Chapitre 1 : Fluorescent Adolescent ( Arctic Monkeys ).

No spoil ! :)

Tic toc, tic toc...

L'incessante mélopée de l'horloge lui labourait le crâne. Il pouvait presque sentir les crissures d'un râteau imaginaire meurtrissant son cerveau ; et il souffrait, et il souffrait.

Il était avachi sur son bureau, se tenant la tête à deux mains. En vain essayait-il de calmer les élancements de douleur, vagues successives qui ne désemplissait pas d'importance.

Il espérait et attendait la fin de journée, ce moment où il ne serait plus obligé de faire semblant que tout allait bien. Non, sa santé n'était pas aussi bonne qu'elle paraissait être. Il n'était pas aussi joyeux que ce qu'il montrait. Tout ce qu'il souhaitait, à cet instant précis, c'était rentrer chez lui, s'écrouler sur son canapé souvenir de ses débuts dans la vie et de son économie alors précaire, et savourer le silence qui régnait dans son appartement. Un silence bienfaiteur, un mutisme de célibataire résistant et nomade. Le genre qui s'installe dans le quotidien d'un homme seul et petit à petit le persuade qu'un chez-soi silencieux valait bien un foyer familial.

Il profitait à ce que tous furent partis, pour baisser sa garde. La surface froide de son bureau calma instantanément la brûlure qui émanait de son front. La position était certes inconfortable, mas il ne voulait pas en changer.

Tous étaient partis, il restait cependant une personne, qu'il avait oublié de recenser. Ne s'en souvenait-il vraiment pas ? Il avait très bien remarqué sa présence, mais il ne la comptait pas dans les personnes auxquelles il cachait son état réel. Il ne voulait pas montrer de faiblesse face à Gibbs ou à McGee, il souhaitait leur apparaître solide, digne de confiance, fort, physiquement et mentalement. Il était Tony DiNozzo. Il ne voulait pas décevoir le premier, qui lui tenait lieu de père et de maître en même temps, doublement inaccessible. Mériter sa confiance, son estime.

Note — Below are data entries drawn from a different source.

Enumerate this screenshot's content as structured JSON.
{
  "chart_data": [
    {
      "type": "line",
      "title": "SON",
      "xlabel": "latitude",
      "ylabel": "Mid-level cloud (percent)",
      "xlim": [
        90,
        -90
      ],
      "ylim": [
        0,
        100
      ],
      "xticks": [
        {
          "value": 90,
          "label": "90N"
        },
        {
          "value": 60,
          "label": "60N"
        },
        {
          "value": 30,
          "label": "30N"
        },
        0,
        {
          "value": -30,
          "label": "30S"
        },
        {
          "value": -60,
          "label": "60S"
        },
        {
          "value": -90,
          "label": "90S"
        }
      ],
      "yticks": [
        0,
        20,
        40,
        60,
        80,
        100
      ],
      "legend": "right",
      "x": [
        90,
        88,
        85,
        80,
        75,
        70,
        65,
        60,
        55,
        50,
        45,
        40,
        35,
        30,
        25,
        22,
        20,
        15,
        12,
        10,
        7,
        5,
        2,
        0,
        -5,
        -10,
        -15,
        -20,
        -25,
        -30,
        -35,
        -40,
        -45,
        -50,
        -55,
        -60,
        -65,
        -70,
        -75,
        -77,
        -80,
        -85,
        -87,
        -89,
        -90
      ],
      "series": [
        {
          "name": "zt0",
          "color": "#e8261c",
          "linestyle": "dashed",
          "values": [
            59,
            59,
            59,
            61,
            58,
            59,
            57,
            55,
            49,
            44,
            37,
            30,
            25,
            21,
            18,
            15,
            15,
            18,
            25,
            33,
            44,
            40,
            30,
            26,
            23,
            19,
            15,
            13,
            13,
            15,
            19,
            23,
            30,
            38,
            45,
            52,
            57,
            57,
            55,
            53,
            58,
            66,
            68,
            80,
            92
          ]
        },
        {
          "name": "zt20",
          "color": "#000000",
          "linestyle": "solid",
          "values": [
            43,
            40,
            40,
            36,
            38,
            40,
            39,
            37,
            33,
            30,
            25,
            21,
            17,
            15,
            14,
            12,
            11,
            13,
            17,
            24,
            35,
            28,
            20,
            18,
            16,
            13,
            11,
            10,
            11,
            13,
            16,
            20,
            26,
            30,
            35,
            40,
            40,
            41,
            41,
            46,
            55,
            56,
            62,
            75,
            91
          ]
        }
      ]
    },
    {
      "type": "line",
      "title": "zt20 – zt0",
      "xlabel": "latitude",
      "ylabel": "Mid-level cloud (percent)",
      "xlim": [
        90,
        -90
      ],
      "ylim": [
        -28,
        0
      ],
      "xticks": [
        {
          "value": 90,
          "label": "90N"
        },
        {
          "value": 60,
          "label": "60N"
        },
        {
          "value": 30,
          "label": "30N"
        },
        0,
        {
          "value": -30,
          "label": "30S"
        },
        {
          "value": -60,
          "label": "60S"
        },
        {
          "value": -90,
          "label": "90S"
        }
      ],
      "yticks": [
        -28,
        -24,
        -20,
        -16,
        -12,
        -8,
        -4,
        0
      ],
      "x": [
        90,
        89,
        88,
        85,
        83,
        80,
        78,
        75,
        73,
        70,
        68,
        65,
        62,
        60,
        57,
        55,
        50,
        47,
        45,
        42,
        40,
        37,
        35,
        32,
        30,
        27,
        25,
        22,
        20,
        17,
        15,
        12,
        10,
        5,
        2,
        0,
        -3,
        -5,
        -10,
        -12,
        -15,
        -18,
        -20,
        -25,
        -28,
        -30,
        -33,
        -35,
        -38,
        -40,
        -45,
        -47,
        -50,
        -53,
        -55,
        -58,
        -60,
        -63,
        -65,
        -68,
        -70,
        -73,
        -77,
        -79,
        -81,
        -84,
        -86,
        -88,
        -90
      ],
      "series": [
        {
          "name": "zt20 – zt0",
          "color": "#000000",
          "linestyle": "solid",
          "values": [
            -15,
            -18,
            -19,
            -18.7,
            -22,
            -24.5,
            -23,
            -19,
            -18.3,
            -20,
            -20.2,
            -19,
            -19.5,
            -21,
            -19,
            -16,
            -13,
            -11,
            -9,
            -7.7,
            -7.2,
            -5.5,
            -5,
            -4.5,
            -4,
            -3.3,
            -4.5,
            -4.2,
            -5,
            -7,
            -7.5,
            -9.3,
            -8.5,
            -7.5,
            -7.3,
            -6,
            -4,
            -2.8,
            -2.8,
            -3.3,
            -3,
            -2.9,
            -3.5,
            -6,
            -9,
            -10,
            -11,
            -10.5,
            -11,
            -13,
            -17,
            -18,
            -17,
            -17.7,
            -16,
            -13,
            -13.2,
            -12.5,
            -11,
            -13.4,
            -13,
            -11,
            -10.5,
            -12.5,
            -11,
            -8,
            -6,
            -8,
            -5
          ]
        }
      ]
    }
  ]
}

Il savait qu'une deuxième chance n'existait pas pour lui. Pour le second, il se sentait le grand frère, celui qui berce le cadet dans une sorte d'habitude, qui lui donne des repères. Le décevoir lui aussi était une autre de ses peurs. C'est pourquoi il gardait ce masque, qui lui ressemblait tellement. Ce costume était lui, mais pas à part entière.

Pour être vraiment lui, il aurait fallu qu'il reconnût ses peurs, qu'il les sélectionnât une à une, et y fît face. Mais il n'en était pas capable. Il n'avait pas eu le déclencheur, cette étincelle qui allume ces ténèbres environnantes et montre quelque chose de plus noir encore.

Il était désarmé face à elle, en cet instant. Il avait baissé le masque, un peu, en sa présence. C'était la seule, et il le faisait sans s'en rendre compte. Il se relaxait et dévoilait une partie de son âme, car il était fatigué. Le masque était lourd et encombrant, l'ôter ne serait-ce que quelques instants relevait du soulagement.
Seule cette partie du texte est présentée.